La compétition s'est intensifiée en matière économique à un tel point qu'on parle aujourd'hui de « guerre économique. » Celle-ci peut se définir comme conflit entre groupements organisés en vue d'accroître leur puissance, leur part de marché, et le bien être de leurs sujets, en sachant que ce qui est gagné par les uns est perdu pour les autres, tous les moyens étant requis pour atteindre ces objectifs, exception faite de la confrontation physique immédiate et sanglante entre les pays du bloc occidental ou dans leur mouvance.
Pour leur expansion, les Etats-Unis appliquent une stratégie dite « intégrale » parce qu'elle ne s'applique pas qu'à la chose militaire. Elle se subdivise en stratégies économique, culturelle et militaire. La stratégie économique assure le développement par l'ouverture des marchés et l'exportation. La stratégie culturelle promeut le système de valeurs américains. La stratégie militaire assure non seulement la défense des intérêts vitaux, mais elle bénéficie également à l'économie grâce aux subventions, à l'exportation de matériels de guerre et au contrôle des flux stratégiques.
La machine d'expansion économique américaine peut élaborer cette stratégie intégrale grâce à la coordination de l'action des acteurs nationaux sous une « direction unique ». La construction de réseaux en étoile permet à l'exécutif, et à une oligarchie influente, de contrôler des n½uds et les pôles de décision.

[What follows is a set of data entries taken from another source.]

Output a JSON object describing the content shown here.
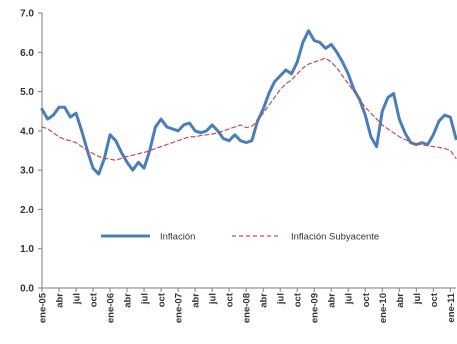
{
  "chart_data": {
    "type": "line",
    "title": "",
    "xlabel": "",
    "ylabel": "",
    "ylim": [
      0,
      7
    ],
    "yticks": [
      "0.0",
      "1.0",
      "2.0",
      "3.0",
      "4.0",
      "5.0",
      "6.0",
      "7.0"
    ],
    "grid": false,
    "legend_position": "center-left",
    "x_tick_labels": [
      "ene-05",
      "abr",
      "jul",
      "oct",
      "ene-06",
      "abr",
      "jul",
      "oct",
      "ene-07",
      "abr",
      "jul",
      "oct",
      "ene-08",
      "abr",
      "jul",
      "oct",
      "ene-09",
      "abr",
      "jul",
      "oct",
      "ene-10",
      "abr",
      "jul",
      "oct",
      "ene-11"
    ],
    "x_tick_months": [
      0,
      3,
      6,
      9,
      12,
      15,
      18,
      21,
      24,
      27,
      30,
      33,
      36,
      39,
      42,
      45,
      48,
      51,
      54,
      57,
      60,
      63,
      66,
      69,
      72
    ],
    "x": [
      0,
      1,
      2,
      3,
      4,
      5,
      6,
      7,
      8,
      9,
      10,
      11,
      12,
      13,
      14,
      15,
      16,
      17,
      18,
      19,
      20,
      21,
      22,
      23,
      24,
      25,
      26,
      27,
      28,
      29,
      30,
      31,
      32,
      33,
      34,
      35,
      36,
      37,
      38,
      39,
      40,
      41,
      42,
      43,
      44,
      45,
      46,
      47,
      48,
      49,
      50,
      51,
      52,
      53,
      54,
      55,
      56,
      57,
      58,
      59,
      60,
      61,
      62,
      63,
      64,
      65,
      66,
      67,
      68,
      69,
      70,
      71,
      72,
      73
    ],
    "series": [
      {
        "name": "Inflación",
        "color": "#4a7ebb",
        "style": "solid",
        "values": [
          4.55,
          4.3,
          4.4,
          4.6,
          4.6,
          4.35,
          4.45,
          4.0,
          3.5,
          3.05,
          2.9,
          3.3,
          3.9,
          3.75,
          3.45,
          3.2,
          3.0,
          3.2,
          3.05,
          3.5,
          4.1,
          4.3,
          4.1,
          4.05,
          4.0,
          4.15,
          4.2,
          4.0,
          3.95,
          4.0,
          4.15,
          4.0,
          3.8,
          3.75,
          3.9,
          3.75,
          3.7,
          3.75,
          4.25,
          4.55,
          4.95,
          5.25,
          5.4,
          5.55,
          5.45,
          5.75,
          6.25,
          6.55,
          6.3,
          6.25,
          6.1,
          6.2,
          6.0,
          5.75,
          5.45,
          5.05,
          4.8,
          4.4,
          3.85,
          3.6,
          4.5,
          4.85,
          4.95,
          4.3,
          3.95,
          3.7,
          3.65,
          3.7,
          3.65,
          3.9,
          4.25,
          4.4,
          4.35,
          3.8
        ]
      },
      {
        "name": "Inflación Subyacente",
        "color": "#c0504d",
        "style": "dashed",
        "values": [
          4.1,
          4.05,
          3.95,
          3.85,
          3.78,
          3.75,
          3.7,
          3.6,
          3.5,
          3.42,
          3.35,
          3.3,
          3.28,
          3.25,
          3.3,
          3.35,
          3.38,
          3.42,
          3.45,
          3.5,
          3.55,
          3.6,
          3.65,
          3.7,
          3.75,
          3.8,
          3.85,
          3.85,
          3.88,
          3.9,
          3.92,
          3.95,
          4.0,
          4.05,
          4.1,
          4.15,
          4.08,
          4.12,
          4.25,
          4.45,
          4.65,
          4.85,
          5.05,
          5.2,
          5.3,
          5.45,
          5.6,
          5.7,
          5.75,
          5.8,
          5.85,
          5.75,
          5.6,
          5.4,
          5.2,
          5.0,
          4.8,
          4.6,
          4.45,
          4.3,
          4.15,
          4.05,
          3.95,
          3.85,
          3.78,
          3.72,
          3.68,
          3.65,
          3.62,
          3.6,
          3.58,
          3.55,
          3.5,
          3.3
        ]
      }
    ]
  }
}
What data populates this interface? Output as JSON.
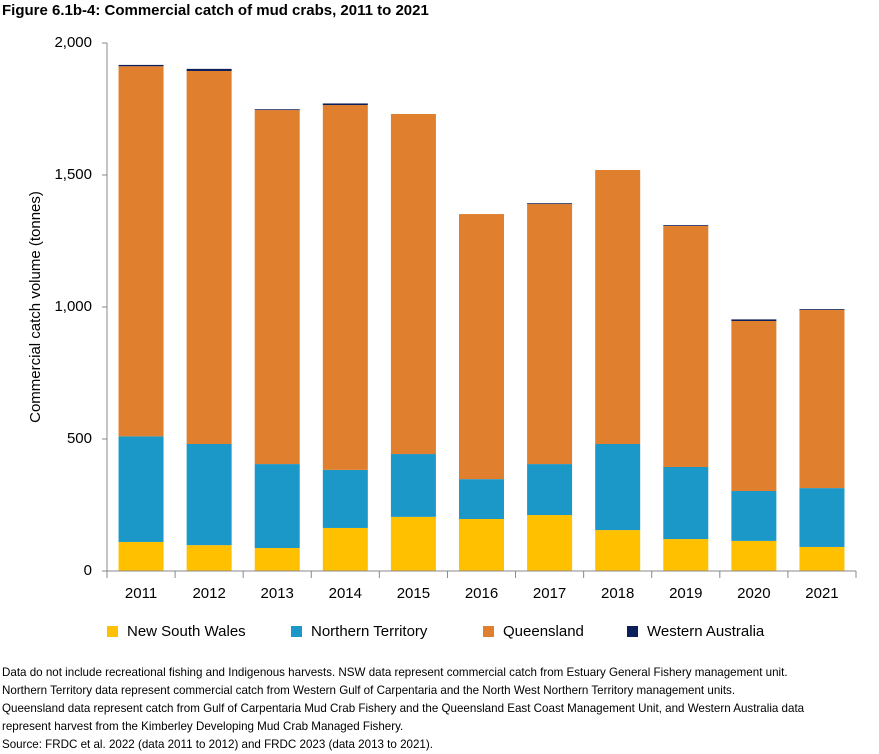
{
  "chart_data": {
    "type": "stacked-bar",
    "title": "Figure 6.1b-4: Commercial catch of mud crabs, 2011 to 2021",
    "y_label": "Commercial catch volume (tonnes)",
    "categories": [
      "2011",
      "2012",
      "2013",
      "2014",
      "2015",
      "2016",
      "2017",
      "2018",
      "2019",
      "2020",
      "2021"
    ],
    "series": [
      {
        "name": "New South Wales",
        "color": "#ffc000",
        "values": [
          110,
          98,
          87,
          163,
          205,
          197,
          212,
          155,
          121,
          114,
          91
        ]
      },
      {
        "name": "Northern Territory",
        "color": "#1b98c8",
        "values": [
          400,
          383,
          318,
          220,
          238,
          151,
          193,
          326,
          273,
          189,
          223
        ]
      },
      {
        "name": "Queensland",
        "color": "#e07f2e",
        "values": [
          1402,
          1413,
          1341,
          1382,
          1288,
          1004,
          985,
          1038,
          913,
          644,
          675
        ]
      },
      {
        "name": "Western Australia",
        "color": "#0c1f5a",
        "values": [
          5,
          8,
          3,
          6,
          0,
          0,
          3,
          0,
          3,
          6,
          3
        ]
      }
    ],
    "ylim": [
      0,
      2000
    ],
    "yticks": [
      0,
      500,
      {
        "value": 1000,
        "label": "1,000"
      },
      {
        "value": 1500,
        "label": "1,500"
      },
      {
        "value": 2000,
        "label": "2,000"
      }
    ],
    "legend": "bottom",
    "notes": [
      "Data do not include recreational fishing and Indigenous harvests. NSW data represent commercial catch from Estuary General Fishery management unit.",
      "Northern Territory data represent commercial catch from Western Gulf of Carpentaria and the North West Northern Territory management units.",
      "Queensland data represent catch from Gulf of Carpentaria Mud Crab Fishery and the Queensland East Coast Management Unit, and Western Australia data",
      "represent harvest from the Kimberley Developing Mud Crab Managed Fishery.",
      "Source: FRDC et al. 2022 (data 2011 to 2012) and FRDC 2023 (data 2013 to 2021)."
    ]
  }
}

Tandis La dyarchie française, (depuis que la cohabitation est devenu le mode d'exercice « normal » du pouvoir), s'oppose quant à elle à toute vue d'ensemble. On voit mal comment il serait possible de coordonner l'action de l'administration lorsque les composantes du pouvoir se font de petits procès pour discréditer l'adversaire et prouver son incompétence.
Ce livre, très documenté, est une réflexion originale et nouvelle sur les problèmes les plus sensibles de l'histoire d'aujourd'hui.